Droogvallen. De kiel van Luwte is, zoals velen misschien weten, een hefkiel. Dat betekent dat we die helemaal omhoog kunnen halen in de schacht tussen de keuken en badkamer. En dan is de onderkant van Luwte plat. Dat wil je niet als je aan het zeilen bent, want dan is de kiel een belangrijke factor in de stabiliteit van de boot, maar als je in een rustig waddengebied ligt, is het wel echt een cadeau. Iets na hoog water varen we Luwte rustig een zandbank op, totdat we vastliggen. Het water zakt steeds verder weg met de ebstroom en een uur later zijn we helemaal “droog gevallen”. Ons eigen waddeneilandje. Rorik inspecteert de antifouling – die zie je anders namelijk nooit, we borrelen op de punt, en bewonderen het water om ons heen wat ons in de 6 uur daarna weer tot drijven brengt.

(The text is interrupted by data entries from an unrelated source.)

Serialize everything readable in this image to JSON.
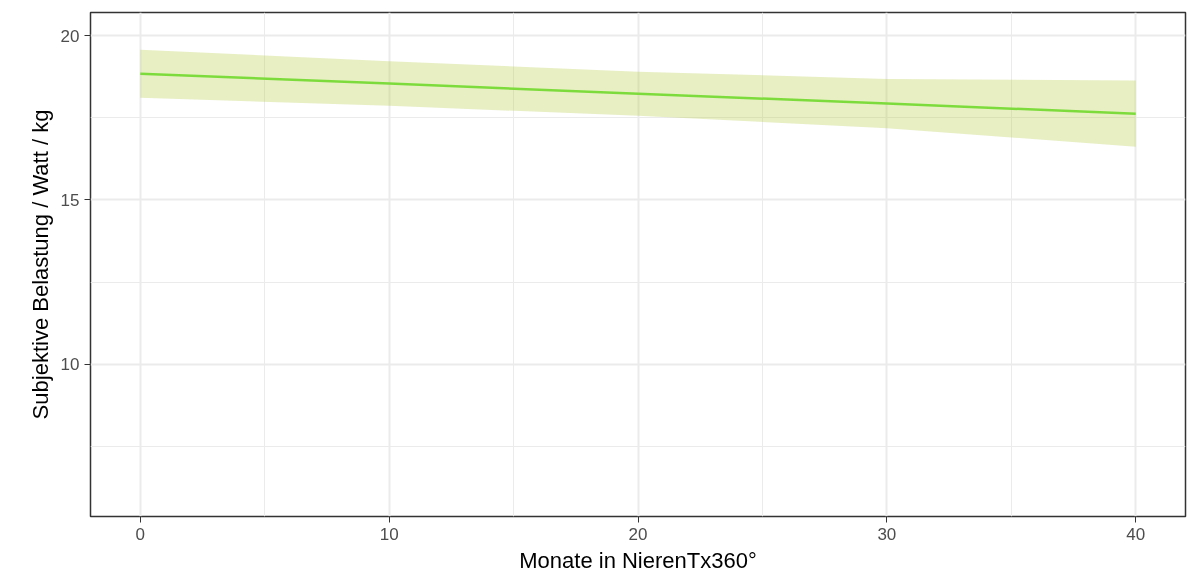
{
  "chart_data": {
    "type": "line",
    "xlabel": "Monate in NierenTx360°",
    "ylabel": "Subjektive Belastung / Watt / kg",
    "x": [
      0,
      10,
      20,
      30,
      40
    ],
    "series": [
      {
        "color": "#7ddc3c",
        "values": [
          18.84,
          18.54,
          18.23,
          17.93,
          17.62
        ],
        "lower": [
          18.11,
          17.86,
          17.56,
          17.18,
          16.62
        ],
        "upper": [
          19.57,
          19.22,
          18.9,
          18.68,
          18.63
        ]
      }
    ],
    "xlim": [
      -2,
      42
    ],
    "ylim": [
      5.37,
      20.7
    ],
    "xticks": [
      0,
      {
        "value": 5,
        "label": null
      },
      10,
      {
        "value": 15,
        "label": null
      },
      20,
      {
        "value": 25,
        "label": null
      },
      30,
      {
        "value": 35,
        "label": null
      },
      40
    ],
    "yticks": [
      {
        "value": 7.5,
        "label": null
      },
      10,
      {
        "value": 12.5,
        "label": null
      },
      15,
      {
        "value": 17.5,
        "label": null
      },
      20
    ],
    "grid": true
  }
}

Zo van je boot afstappen voor een wandelingetje blijft een raar gevoel.
Een van de mooiste drone-plaatjes die ik ooit heb gezien.

Tij

Eb en vloed. Om eerlijk te zijn vond ik het nooit mega intrigerend. Het had iets met de maan te maken, en je moet een beetje opletten dat de stroom je niet meezuigt als je zwemt bij Zandvoort. Dat is hoever mijn kennis strekte. Naïef? Ongeïnteresseerd? Misschien. In mijn stadse leven deed die kennis er niet echt toe. Een maand voor vertrek haalde ik nog mijn vaarbewijs 2, waar het uitgebreid ging over het tij – springtij, doodtij – stroomverzet, maanstanden en LAT-standen. Ik haalde het met vlag en wimpel, maar begrijpen? Nee, niet echt. Goed stampen werkt blijkbaar ook… Dat is het grote verschil tussen Rorik en mij wat dit soort zaken betreft. Rorik haalt de toetsen met bloed, zweet en tranen, maar begrijpt in de praktijk precies hoe het werkt. Bij mij werkt het net andersom. Laat ik het erop houden dat ik alleen op een boot het nooit zou overleven…

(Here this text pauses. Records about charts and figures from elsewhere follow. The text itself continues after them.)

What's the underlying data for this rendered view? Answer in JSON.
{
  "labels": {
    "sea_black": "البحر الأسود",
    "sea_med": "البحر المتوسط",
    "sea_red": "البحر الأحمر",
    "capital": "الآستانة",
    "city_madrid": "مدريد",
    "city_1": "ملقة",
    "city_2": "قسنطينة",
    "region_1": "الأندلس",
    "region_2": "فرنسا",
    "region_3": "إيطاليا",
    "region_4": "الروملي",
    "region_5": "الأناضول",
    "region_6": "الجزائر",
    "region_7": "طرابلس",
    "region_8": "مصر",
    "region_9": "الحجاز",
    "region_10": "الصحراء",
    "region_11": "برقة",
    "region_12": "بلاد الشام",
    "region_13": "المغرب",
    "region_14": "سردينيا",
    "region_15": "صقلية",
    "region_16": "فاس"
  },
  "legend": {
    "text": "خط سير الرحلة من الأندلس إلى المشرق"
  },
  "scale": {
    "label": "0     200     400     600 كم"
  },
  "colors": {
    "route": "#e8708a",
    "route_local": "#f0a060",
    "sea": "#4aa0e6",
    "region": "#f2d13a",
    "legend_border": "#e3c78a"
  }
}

Wat ik inmiddels wél helemaal begrijp, en zo bijzonder vind, is het fenomeen springtij en doodtij. Voor de zeiler die dit leest, sla het vooral over, maar voor mijn stadse vrienden die net zoals ik sommige van deze natuurfenomenen vergeten zijn sinds Aardrijkskunde in de derde klas, een kleine recapitu.

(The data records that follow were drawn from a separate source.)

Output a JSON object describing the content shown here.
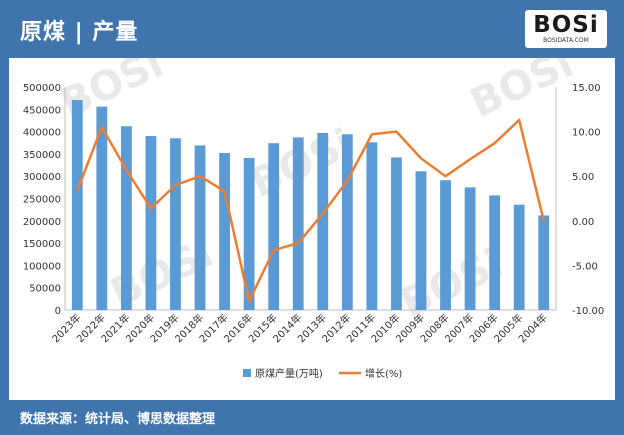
{
  "header": {
    "title": "原煤 | 产量",
    "logo_text": "BOSi",
    "logo_sub": "BOSIDATA.COM"
  },
  "footer": {
    "source": "数据来源：统计局、博思数据整理"
  },
  "colors": {
    "frame": "#3f74ad",
    "bar": "#5b9bd5",
    "line": "#ed7d31"
  },
  "chart_data": {
    "type": "bar",
    "categories": [
      "2023年",
      "2022年",
      "2021年",
      "2020年",
      "2019年",
      "2018年",
      "2017年",
      "2016年",
      "2015年",
      "2014年",
      "2013年",
      "2012年",
      "2011年",
      "2010年",
      "2009年",
      "2008年",
      "2007年",
      "2006年",
      "2005年",
      "2004年"
    ],
    "series": [
      {
        "name": "原煤产量(万吨)",
        "type": "bar",
        "axis": "left",
        "values": [
          471000,
          456000,
          412000,
          390000,
          385000,
          369000,
          352000,
          341000,
          374000,
          387000,
          397000,
          394000,
          376000,
          342000,
          311000,
          291000,
          275000,
          257000,
          236000,
          212000
        ]
      },
      {
        "name": "增长(%)",
        "type": "line",
        "axis": "right",
        "values": [
          3.4,
          10.5,
          5.7,
          1.4,
          4.0,
          5.0,
          3.3,
          -9.0,
          -3.3,
          -2.5,
          0.8,
          4.5,
          9.7,
          10.0,
          7.0,
          5.0,
          6.9,
          8.7,
          11.3,
          0.0
        ]
      }
    ],
    "ylim_left": [
      0,
      500000
    ],
    "yticks_left": [
      "0",
      "50000",
      "100000",
      "150000",
      "200000",
      "250000",
      "300000",
      "350000",
      "400000",
      "450000",
      "500000"
    ],
    "ylim_right": [
      -10,
      15
    ],
    "yticks_right": [
      "-10.00",
      "-5.00",
      "0.00",
      "5.00",
      "10.00",
      "15.00"
    ],
    "grid": false,
    "legend_position": "bottom"
  }
}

De maan gaat van vol naar “leeg” en opnieuw naar vol in de tijdsspanne van een maand. Op dag 1 zou je dus kunnen spreken van volle maan, en na twee weken hebben we het dan over “nieuwe maan”. Bij volle maan en bij nieuwe maan staan de aarde, de maan, en de zon in elkaars verlengde. Dit versterkt de aantrekkende krachten, en hierdoor wordt er harder aan de massa water op aarde getrokken, waardoor deze meer heen-en-weer wordt bewogen. Het resultaat: het verschil tussen eb en vloed vlak na volle en nieuwe maan is groter, en dat noemen we springtij. Het tegenovergestelde vindt plaats een week ná volle maan en een week ná nieuwe maan: doodtij. Dan staan de zon en de maan haaks op elkaar – waardoor we een halve maan zien in de lucht –  en daardoor werken de krachten van de hemellichamen elkaar tegen. Het resultaat is dat er veel minder hard aan de watermassa wordt getrokken en het verschil tussen eb en vloed veel minder wordt. Op sommige plekken waar we hebben gelegen ging het tij-verschil tijdens springtij om 4 meter, en bij doodtij bijvoorbeeld maar om 1 meter. Sinds ik dit ervaar, voel en zie, kijk ik met andere ogen naar de maan. Die is niet alleen maar meer mooi, half of vol, maar is een grote speler in ons leven: hoeveel ankerketting we moeten uitzetten, of we goed een havenmonding kunnen invaren, en hoe stijl de loopplank van de steiger naar de kade loopt.

Tijd om te gaan?

Na voor een tweede keer een fijne tijd in Alvor te hebben gehad, besluiten we dat het tijd is om richting de Rio Guadiana te gaan. Dit stond hoog op Rorik zijn wensenlijstje. Deze rivier van ruim 700 km lang functioneert deels als grens tussen de Algarve en Andalusië en loopt helemaal terug tot diep in Spanje. In 2007 was Rorik hier met zijn familie al, en daar hebben ze warme herinneringen aan. Zoet water, groene bergen, spannende riviertjes, rivierschildpadjes, ongerepte natuur en authentieke Spaanse én Portugese dorpjes. Ik was allang verkocht natuurlijk. Eerst er maar zien te komen. Het is een flinke tocht, en we moeten rekening houden met het tij: we hebben een ebstroom nodig om weg te gaan uit Alvor, en een vloedstroom om bij de Rio naar binnen te gaan. Het is een puzzel: het is net te krap, of veel te ruim. We mikken op Faro, dat ligt iets over de helft, en zouden we goed moeten redden.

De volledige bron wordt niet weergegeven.